- Native to: Australia
- Region: Daly River
- Ethnicity: Marrithiyal people, Maridan, Mariamo, Maridjabin, Marijedi
- Native speakers: 15 (2016 census)
- Language family: Western Daly Marrithiyel;
- Dialects: Marri Ammu; Marritjevin; Marridan; Marramanindjdji; Marrithiyel;

Language codes
- ISO 639-3: Variously: mfr – Marrithiyel xru – Marriammu zmj – Maridjabin zmd – Maridan zmy – Mariyedi
- Glottolog: mari1420
- AIATSIS: N7
- ELP: Marrithiyel
- Marriammu
- Maridjabin
- Maridan
- Mariyedi
- Marrithiyel is classified as Critically Endangered by the UNESCO Atlas of the World's Languages in Danger.

= Marrithiyel language =

Endangered Aboriginal language spoken in Australia's Northern Territory

Marrithiyel (Marithiel, also Maridhiel, Maridhiyel), also known as Berringen (Bringen, Brinken), is an Australian Aboriginal language spoken by the Marrithiyal people.

Dialects besides Marrithiyel proper are Nganygit, Marri Amu (Marriammu, Mare-Ammu), Maridjabin (Maredyerbin, Maretyabin, Maridyerbin, Maritjabin), Marridan (Meradan), and Mariyedi.

The Marri Amu dialect is part of a language revival project to save critically endangered languages.
As of 2020, Marri Amu is one of 20 languages prioritised as part of the Priority Languages Support Project, being undertaken by First Languages Australia and funded by the Department of Communications and the Arts.
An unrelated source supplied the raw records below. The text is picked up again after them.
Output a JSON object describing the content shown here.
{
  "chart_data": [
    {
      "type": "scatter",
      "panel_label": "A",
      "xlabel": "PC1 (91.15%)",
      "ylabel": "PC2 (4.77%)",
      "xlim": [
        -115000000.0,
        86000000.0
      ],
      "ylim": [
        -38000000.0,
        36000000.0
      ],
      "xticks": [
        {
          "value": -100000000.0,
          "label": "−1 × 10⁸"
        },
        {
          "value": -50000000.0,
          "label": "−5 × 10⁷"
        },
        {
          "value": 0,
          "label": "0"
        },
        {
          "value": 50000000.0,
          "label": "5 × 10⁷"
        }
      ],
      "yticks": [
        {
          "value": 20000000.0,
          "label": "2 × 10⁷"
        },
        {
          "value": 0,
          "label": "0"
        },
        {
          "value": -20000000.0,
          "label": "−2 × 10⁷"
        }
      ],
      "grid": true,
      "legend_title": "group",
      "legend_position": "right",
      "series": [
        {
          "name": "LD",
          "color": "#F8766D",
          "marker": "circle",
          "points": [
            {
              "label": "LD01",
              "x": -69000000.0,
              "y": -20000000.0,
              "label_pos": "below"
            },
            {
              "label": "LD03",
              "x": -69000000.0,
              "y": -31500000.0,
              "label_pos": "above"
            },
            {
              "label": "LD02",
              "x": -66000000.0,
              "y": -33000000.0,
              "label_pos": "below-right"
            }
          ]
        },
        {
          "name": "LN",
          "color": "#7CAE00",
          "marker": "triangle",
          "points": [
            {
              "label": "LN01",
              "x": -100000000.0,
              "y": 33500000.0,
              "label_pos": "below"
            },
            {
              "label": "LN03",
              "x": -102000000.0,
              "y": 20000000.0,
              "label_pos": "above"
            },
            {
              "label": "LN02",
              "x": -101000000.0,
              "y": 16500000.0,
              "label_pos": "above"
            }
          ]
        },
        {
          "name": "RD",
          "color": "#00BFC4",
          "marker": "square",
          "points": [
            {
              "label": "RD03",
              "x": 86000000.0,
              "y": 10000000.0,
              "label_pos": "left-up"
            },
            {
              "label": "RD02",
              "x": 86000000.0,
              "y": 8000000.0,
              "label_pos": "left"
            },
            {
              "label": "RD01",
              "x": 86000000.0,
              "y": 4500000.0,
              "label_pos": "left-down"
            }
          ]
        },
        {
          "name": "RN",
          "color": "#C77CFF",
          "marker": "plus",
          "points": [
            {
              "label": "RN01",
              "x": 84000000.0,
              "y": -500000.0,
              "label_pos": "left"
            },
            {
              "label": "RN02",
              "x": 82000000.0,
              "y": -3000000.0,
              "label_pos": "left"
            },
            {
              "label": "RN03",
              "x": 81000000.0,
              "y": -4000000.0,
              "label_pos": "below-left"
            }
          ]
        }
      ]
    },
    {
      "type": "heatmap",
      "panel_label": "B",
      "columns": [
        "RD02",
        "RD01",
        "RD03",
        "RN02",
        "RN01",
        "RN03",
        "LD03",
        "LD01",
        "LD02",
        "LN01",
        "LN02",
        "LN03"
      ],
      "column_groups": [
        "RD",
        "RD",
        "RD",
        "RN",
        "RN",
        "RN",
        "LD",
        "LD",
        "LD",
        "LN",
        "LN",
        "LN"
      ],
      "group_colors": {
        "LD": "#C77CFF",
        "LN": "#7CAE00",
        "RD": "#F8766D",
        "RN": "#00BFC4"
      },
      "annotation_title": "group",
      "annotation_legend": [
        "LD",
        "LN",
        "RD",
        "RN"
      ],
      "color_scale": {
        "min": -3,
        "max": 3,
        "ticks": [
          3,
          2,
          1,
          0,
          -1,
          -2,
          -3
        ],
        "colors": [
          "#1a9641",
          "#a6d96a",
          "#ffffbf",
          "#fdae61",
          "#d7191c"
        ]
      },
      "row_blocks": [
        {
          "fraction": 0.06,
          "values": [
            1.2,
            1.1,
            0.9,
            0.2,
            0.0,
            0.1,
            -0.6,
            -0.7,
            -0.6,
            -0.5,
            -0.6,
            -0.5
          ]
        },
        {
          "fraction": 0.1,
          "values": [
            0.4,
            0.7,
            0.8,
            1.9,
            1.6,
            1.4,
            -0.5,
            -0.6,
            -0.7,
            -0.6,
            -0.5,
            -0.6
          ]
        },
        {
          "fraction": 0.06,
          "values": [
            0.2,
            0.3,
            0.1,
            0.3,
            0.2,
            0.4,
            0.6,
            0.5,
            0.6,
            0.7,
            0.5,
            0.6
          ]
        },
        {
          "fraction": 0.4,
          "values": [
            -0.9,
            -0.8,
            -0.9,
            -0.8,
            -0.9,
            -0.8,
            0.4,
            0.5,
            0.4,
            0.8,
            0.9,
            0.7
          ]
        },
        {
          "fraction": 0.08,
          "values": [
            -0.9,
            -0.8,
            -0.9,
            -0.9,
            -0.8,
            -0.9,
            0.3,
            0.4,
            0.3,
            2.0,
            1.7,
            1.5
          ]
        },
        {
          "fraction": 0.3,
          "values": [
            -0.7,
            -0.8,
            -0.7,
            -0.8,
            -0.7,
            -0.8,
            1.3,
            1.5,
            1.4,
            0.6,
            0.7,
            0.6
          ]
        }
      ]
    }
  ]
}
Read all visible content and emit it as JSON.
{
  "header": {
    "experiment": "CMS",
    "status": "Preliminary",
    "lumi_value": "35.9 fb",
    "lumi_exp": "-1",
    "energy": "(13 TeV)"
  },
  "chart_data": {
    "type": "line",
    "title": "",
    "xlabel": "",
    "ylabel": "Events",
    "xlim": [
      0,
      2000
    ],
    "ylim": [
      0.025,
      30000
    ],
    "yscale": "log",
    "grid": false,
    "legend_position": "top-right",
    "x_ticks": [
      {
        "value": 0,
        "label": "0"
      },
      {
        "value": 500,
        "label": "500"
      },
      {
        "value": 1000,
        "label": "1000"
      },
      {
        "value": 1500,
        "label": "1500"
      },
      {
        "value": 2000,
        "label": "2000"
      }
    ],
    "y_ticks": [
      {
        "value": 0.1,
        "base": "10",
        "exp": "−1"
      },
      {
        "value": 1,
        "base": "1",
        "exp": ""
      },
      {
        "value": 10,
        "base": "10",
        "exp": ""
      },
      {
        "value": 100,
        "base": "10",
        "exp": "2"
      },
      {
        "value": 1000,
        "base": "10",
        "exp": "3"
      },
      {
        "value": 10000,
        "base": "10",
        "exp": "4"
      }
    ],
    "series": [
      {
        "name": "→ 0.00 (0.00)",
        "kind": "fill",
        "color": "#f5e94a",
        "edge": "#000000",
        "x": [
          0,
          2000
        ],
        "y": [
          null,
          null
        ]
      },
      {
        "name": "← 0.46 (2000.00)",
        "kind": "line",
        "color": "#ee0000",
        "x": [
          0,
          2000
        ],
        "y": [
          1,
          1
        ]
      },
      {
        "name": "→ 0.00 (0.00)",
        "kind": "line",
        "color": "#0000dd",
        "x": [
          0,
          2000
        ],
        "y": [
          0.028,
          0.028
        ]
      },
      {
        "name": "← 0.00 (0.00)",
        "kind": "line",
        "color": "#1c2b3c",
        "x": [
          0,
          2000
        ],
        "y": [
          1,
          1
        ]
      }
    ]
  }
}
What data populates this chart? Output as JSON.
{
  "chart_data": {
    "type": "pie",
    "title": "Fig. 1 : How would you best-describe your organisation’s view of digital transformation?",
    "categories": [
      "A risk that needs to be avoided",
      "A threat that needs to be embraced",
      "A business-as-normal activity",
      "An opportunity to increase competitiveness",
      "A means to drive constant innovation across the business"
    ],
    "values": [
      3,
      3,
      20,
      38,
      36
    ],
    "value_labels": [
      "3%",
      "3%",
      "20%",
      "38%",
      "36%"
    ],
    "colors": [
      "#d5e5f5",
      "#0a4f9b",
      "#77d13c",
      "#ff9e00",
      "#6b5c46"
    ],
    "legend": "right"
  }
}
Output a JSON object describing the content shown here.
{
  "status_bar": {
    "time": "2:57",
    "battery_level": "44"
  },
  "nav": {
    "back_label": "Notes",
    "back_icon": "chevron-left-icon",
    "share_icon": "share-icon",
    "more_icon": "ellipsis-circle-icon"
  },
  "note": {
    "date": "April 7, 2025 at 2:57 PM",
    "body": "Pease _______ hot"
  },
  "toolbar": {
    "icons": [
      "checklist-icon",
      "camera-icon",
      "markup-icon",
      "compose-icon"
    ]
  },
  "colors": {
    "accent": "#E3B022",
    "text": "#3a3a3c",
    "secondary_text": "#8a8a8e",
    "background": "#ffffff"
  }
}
The project aims to "identify and document critically-endangered languages — those languages for which little or no documentation exists, where no recordings have previously been made, but where there are living speakers".

==Phonology==

=== Consonants ===

|  | Labial | Velar | Dental/ Alveolar | Palatal/ Retroflex |
|---|---|---|---|---|
| Stop | p | k | t | c |
| Nasal | m | ŋ | n | ɲ |
| Fricative |  |  | θ | ʂ |
| Trill/Flap |  |  | ɾ~r |  |
| Lateral |  |  | l |  |
| Approximant | w |  | ɹ̠ | j |

- Retroflex sounds /ɳ ɭ/ may have also been recorded.
- Alveolar sound /t/ may also be heard as [ʈ].
- A dental fricative /θ/ can also be heard as a stop [t̪].

=== Vowels ===

|  | Front | Central | Back |
|---|---|---|---|
| High | i |  | u |
| Mid | ɛ | (ɜ) |  |
| Low |  | a |  |

- An additional central vowel [ɜ] is also heard among dialects.
- /i u/ can also be heard as [ɪ ʊ].
- /u/ may also have an allophone of [ɔ].
- /a/ can have front and central allophones of [a ɒ].